35  Modern GPU Kernel Frameworks

From Triton to CuTile, CuTe, and ThunderKittens

You need a custom fused softmax kernel. You implement it in Triton in 30 lines and get 85% of cuDNN performance. Good enough?

Sometimes yes. But when you need that last 15%, you reach for lower-level tools — and the landscape has exploded. This chapter implements the same kernel in five frameworks to show what each gains and costs.

35.1 The Investigation: One Kernel, Five Frameworks

Rather than survey each framework in isolation, we’ll implement fused online softmax — a kernel simple enough to be instructive, complex enough to expose real tradeoffs — across the modern GPU kernel development ecosystem:

2012: CUDA C++ (only option)
2019: Triton (Python, tile-based)
2023: CuTe (C++ tile abstraction in CUTLASS 3.0)
2024: ThunderKittens (C++ warp-centric primitives)
2025: CuTile (Python, NVIDIA official)
      CuTe DSL (Python frontend to CuTe)

Each framework occupies a different point on the ease-performance spectrum:

Ease of Use                                     Performance Control
     │                                                    │
     ▼                                                    ▼
 CuTile ──→ Triton ──→ CuTe DSL ──→ ThunderKittens ──→ CUDA C++
(Python)   (Python)    (Python)      (C++20)           (C++)

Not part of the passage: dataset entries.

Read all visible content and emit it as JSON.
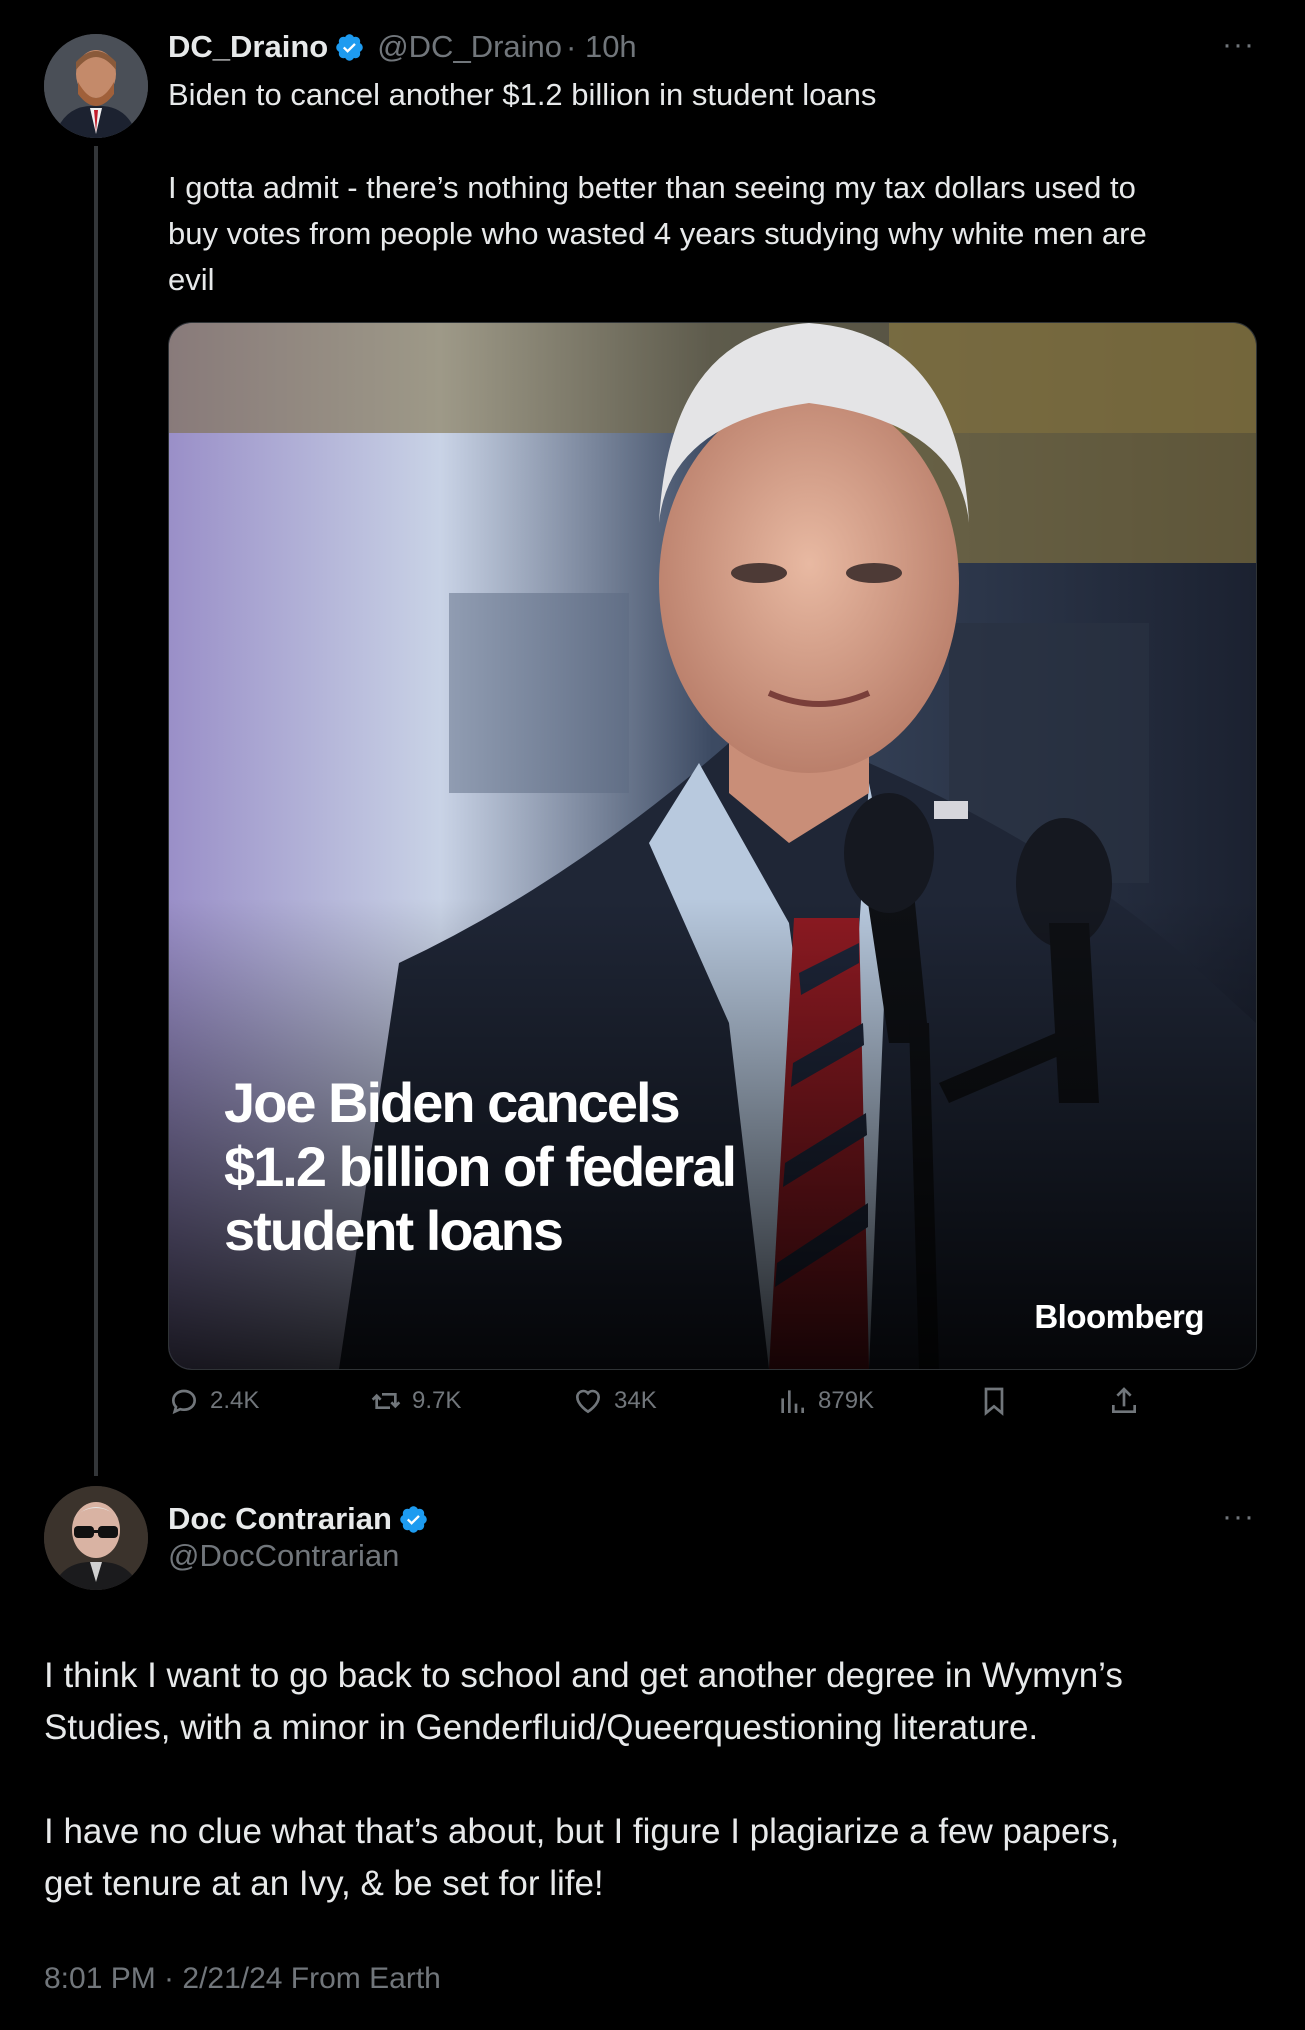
{
  "tweet1": {
    "name": "DC_Draino",
    "handle": "@DC_Draino",
    "time": "· 10h",
    "more": "···",
    "text_line1": "Biden to cancel another $1.2 billion in student loans",
    "text_body": "I gotta admit - there’s nothing better than seeing my tax dollars used to\nbuy votes from people who wasted 4 years studying why white men are\nevil",
    "media": {
      "headline": "Joe Biden cancels\n$1.2 billion of federal\nstudent loans",
      "brand": "Bloomberg"
    },
    "stats": {
      "replies": "2.4K",
      "reposts": "9.7K",
      "likes": "34K",
      "views": "879K"
    }
  },
  "tweet2": {
    "name": "Doc Contrarian",
    "handle": "@DocContrarian",
    "more": "···",
    "text": "I think I want to go back to school and get another degree in Wymyn’s\nStudies, with a minor in Genderfluid/Queerquestioning literature.\n\nI have no clue what that’s about, but I figure I plagiarize a few papers,\nget tenure at an Ivy, & be set for life!",
    "meta": "8:01 PM · 2/21/24 From Earth"
  },
  "colors": {
    "background": "#000000",
    "text": "#e7e9ea",
    "muted": "#71767b",
    "verified": "#1d9bf0"
  }
}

Abstracts away:        Exposes:
- Thread indexing      - Warp-level operations
- Memory coalescing    - Shared memory banks
- Tensor cores         - Register allocation
- Synchronization      - Async copy pipelines

For each framework, we’ll ask: How many lines of code? What does the code look like? What performance do we achieve? What did we have to understand about the hardware?

35.2 CuTile: NVIDIA’s Python Abstraction

CuTile, introduced in CUDA 13.1, is NVIDIA’s answer to Triton. It provides a tile-based programming model with automatic hardware optimization.

35.2.1 Core Concepts

import cutile as ct
import numpy as np

# Arrays are the primary data structure
# Tiles are subsets that kernels operate on

@ct.kernel
def vector_add(a: ct.Array, b: ct.Array, c: ct.Array):
    # Get program ID (which tile are we processing?)
    pid = ct.program_id(0)

    # Define tile size (compile-time constant)
    BLOCK_SIZE = 1024

    # Compute tile boundaries
    start = pid * BLOCK_SIZE
    end = start + BLOCK_SIZE

    # Load tiles from arrays
    a_tile = a[start:end]
    b_tile = b[start:end]

    # Compute (automatically vectorized)
    c_tile = a_tile + b_tile

    # Store result
    c[start:end] = c_tile

35.2.2 Key Differences from Triton

1. Array-Centric vs Pointer-Centric

# Triton: Pointers and explicit offsets
@triton.jit
def triton_add(a_ptr, b_ptr, c_ptr, N, BLOCK: tl.constexpr):
    pid = tl.program_id(0)
    offsets = pid * BLOCK + tl.arange(0, BLOCK)
    mask = offsets < N
    a = tl.load(a_ptr + offsets, mask=mask)
    b = tl.load(b_ptr + offsets, mask=mask)
    tl.store(c_ptr + offsets, a + b, mask=mask)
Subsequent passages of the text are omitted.